BDCA finals: Eaton chase first ever consecutive premierships in huge grand final clash with Colts at home
A back-to-back premiership triumph is the missing piece in the Eaton Cricket Club’s storied history, according to club captain Clayton Caltsounis.
And that’s what the Bobtails are out to fix when they face Colts in this weekend’s grand final.
But there’s even more at stake — Sunday’s winners will stake their claim as the strongest club of Bunbury cricket’s modern era.
“The last time we won it we had a chance to go back-to-back in a grand final and came up short,” Caltsounis said.
“It would be massive for the club to do it for the first time and reward for a good year.
“It has been a pretty good build towards it.”
The home side powered to the top of the ladder, losing just three times on its way to a second straight minor premiership, before booking a grand final ticket with a 12-run semifinal win over Marist a fortnight ago.

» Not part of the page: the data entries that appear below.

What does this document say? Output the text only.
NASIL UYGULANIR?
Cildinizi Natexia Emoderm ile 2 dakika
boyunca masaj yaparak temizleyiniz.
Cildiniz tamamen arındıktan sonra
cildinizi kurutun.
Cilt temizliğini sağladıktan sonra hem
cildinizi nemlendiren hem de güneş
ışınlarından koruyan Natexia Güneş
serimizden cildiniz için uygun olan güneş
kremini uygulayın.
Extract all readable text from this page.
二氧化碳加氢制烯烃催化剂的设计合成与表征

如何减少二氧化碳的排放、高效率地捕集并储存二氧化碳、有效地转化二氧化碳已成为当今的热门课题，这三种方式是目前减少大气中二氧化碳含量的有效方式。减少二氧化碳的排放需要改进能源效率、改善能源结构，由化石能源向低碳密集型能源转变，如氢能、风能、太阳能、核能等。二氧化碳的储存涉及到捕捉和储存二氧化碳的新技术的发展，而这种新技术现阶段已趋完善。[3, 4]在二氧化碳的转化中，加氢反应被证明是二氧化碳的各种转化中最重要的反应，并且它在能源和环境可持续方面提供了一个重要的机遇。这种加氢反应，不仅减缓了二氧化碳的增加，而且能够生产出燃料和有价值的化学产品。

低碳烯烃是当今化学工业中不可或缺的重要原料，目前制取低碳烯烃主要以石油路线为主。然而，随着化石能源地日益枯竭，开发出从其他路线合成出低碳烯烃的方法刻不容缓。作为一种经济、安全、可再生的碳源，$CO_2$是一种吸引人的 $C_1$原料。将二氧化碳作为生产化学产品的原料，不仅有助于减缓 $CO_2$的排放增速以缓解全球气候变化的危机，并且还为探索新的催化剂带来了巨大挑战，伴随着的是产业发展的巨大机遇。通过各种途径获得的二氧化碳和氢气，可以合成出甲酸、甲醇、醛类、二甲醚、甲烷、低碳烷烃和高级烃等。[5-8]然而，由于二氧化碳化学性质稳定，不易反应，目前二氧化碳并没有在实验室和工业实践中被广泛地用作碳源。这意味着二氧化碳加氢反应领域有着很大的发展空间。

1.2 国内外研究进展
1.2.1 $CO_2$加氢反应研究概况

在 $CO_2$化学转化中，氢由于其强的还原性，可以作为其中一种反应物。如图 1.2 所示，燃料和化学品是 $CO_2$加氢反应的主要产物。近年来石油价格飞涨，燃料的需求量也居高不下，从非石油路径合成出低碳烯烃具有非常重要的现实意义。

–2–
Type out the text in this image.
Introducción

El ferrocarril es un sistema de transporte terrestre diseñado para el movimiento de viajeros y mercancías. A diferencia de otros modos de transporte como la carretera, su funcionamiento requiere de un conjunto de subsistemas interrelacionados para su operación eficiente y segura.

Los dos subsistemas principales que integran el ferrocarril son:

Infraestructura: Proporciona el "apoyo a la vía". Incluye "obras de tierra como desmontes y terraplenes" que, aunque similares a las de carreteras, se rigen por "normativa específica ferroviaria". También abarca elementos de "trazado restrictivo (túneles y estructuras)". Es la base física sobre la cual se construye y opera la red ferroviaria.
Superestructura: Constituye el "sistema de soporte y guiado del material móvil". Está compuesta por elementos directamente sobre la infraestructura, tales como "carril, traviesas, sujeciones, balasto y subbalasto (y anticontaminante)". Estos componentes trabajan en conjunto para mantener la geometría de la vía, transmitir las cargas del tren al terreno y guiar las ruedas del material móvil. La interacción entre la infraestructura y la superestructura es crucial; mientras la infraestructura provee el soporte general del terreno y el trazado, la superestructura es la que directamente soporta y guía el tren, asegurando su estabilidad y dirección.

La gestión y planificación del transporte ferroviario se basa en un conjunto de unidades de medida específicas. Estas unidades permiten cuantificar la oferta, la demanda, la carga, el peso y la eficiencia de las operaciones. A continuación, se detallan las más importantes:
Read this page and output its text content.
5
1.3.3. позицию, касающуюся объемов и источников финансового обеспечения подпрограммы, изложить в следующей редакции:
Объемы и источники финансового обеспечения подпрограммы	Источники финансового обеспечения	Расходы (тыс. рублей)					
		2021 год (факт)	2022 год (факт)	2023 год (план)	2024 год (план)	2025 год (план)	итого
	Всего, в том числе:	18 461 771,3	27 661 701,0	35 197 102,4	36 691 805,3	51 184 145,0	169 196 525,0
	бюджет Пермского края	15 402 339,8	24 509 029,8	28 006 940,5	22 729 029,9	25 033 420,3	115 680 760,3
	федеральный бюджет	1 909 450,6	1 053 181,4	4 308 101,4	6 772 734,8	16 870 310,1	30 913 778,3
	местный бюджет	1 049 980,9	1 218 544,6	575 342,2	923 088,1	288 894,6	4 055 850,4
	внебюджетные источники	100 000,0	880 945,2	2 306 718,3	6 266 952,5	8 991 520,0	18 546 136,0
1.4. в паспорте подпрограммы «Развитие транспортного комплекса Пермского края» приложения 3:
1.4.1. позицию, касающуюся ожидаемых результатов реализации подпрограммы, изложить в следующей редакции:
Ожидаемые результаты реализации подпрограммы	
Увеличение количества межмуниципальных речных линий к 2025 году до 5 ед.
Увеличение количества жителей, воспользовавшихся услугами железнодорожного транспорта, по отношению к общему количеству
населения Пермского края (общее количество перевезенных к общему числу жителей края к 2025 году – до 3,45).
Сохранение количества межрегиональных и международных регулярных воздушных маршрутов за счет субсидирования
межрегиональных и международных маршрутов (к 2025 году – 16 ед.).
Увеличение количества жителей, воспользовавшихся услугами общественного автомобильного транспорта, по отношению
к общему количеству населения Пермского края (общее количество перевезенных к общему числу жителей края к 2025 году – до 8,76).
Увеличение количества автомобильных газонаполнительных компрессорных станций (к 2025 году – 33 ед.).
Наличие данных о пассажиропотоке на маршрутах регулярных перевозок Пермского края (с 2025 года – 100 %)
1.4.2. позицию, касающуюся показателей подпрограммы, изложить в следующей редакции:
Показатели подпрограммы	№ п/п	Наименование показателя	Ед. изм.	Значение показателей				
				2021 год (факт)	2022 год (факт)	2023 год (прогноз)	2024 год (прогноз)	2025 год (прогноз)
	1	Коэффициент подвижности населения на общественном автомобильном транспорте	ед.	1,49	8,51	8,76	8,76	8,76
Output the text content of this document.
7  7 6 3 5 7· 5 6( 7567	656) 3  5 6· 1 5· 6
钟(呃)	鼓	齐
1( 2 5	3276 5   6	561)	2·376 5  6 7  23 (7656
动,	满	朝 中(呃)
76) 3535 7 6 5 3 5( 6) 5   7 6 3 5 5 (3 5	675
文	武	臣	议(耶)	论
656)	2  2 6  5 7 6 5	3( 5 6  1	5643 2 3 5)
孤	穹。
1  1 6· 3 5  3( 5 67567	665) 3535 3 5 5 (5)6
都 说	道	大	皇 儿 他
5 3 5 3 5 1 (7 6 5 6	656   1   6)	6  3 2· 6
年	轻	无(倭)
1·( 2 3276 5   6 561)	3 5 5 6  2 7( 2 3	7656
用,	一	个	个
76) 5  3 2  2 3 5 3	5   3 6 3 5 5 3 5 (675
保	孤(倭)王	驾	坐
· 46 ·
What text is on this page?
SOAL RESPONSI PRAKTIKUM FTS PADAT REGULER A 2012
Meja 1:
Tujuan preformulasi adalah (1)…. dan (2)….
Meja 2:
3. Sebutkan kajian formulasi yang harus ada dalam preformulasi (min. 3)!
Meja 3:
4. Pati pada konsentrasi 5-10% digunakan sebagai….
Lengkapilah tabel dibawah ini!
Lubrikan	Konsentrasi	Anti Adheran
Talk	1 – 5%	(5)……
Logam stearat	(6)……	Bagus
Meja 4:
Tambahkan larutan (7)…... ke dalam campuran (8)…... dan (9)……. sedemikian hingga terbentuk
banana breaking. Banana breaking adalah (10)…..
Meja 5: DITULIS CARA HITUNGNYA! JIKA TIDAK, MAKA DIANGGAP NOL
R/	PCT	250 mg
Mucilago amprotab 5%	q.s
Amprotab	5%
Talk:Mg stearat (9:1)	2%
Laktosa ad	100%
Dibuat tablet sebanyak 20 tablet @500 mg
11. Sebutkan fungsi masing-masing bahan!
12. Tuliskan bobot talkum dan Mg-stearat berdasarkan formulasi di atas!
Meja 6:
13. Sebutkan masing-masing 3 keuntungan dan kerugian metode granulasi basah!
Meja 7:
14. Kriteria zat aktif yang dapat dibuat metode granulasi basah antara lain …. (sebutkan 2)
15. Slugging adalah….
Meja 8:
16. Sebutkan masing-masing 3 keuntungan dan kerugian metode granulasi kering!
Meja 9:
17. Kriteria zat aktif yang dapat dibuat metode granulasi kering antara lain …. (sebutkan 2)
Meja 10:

They are also set to be boosted by the return of commanding all-rounder and raging Goodwin-Dehring Medal favourite Julian Crudeli, after he missed their semifinal clash.
“Jules obviously comes back in, so someone will be unlucky to miss there,” Caltsounis said.
“Someone with 30-odd wickets and 600 runs, you can’t really sit them out.”
Caltsounis said that would be his team’s only change for the clash “unless something goes wrong”.
“We want to reward the guys that got us here,” he said.
After themselves winning consecutive flags in 2017/18 and 2018/19 before a COVID-impacted season and last year’s early finals exit, Colts skipper Josh Topliss said his group was “as hungry as ever” to taste success again.
“A few of us have been lucky enough to win some in the past, but that doesn’t change how much we want to win one come the weekend.”
It will be the fifth time the two clubs have met in a premiership decider and the third time at the Eaton Sports Ground, a regularity which Topliss said had created a “healthy rivalry”.
“It’s been one that’s just developed over the years because we are just two very competitive teams, we don’t leave anything in the tank,” he said.
“When you have got two teams going pretty hard to win you are always going to get a few spot fires.”
Colts are set to go in unchanged, after two impressive bowling performances got them through to the decider.
And their second-year captain has led from the front, taking nine wickets in the two finals matches.
“I probably haven’t had the best year but the last two weeks it has been satisfying to contribute in getting the boys over the line in two big games,” Topliss said.
“We have remained hungry as a team and patience has been a big thing when we’re bowling.
“Last few weeks we’ve been hit for a few runs early but we have obviously come back well and I have been lucky enough to be on the receiving end of a couple of wickets.”
The lead-up to the grand final hasn’t come without its share of controversy and at times confusion, with a change to the fixture last month initially including the demise of the traditional two-day grand final.
But a push-back from clubs saw the second day reinstated.
The game will also be played without spectators, after the State Government’s level two COVID-19 restrictions, which came into force last week, banned crowds at community sport.
“The Saturday of the grand final sometimes feels like a normal game,” Caltsounis said.
“But the Sunday has a good buzz, so hopefully that side of it doesn’t get missed too much — but we have to follow the restrictions.”
Caltsounis, who has won premierships previously with Colts, said he had warned his players “you don’t want to be sitting at home watching it” as COVID cases in the region rise in grand final week.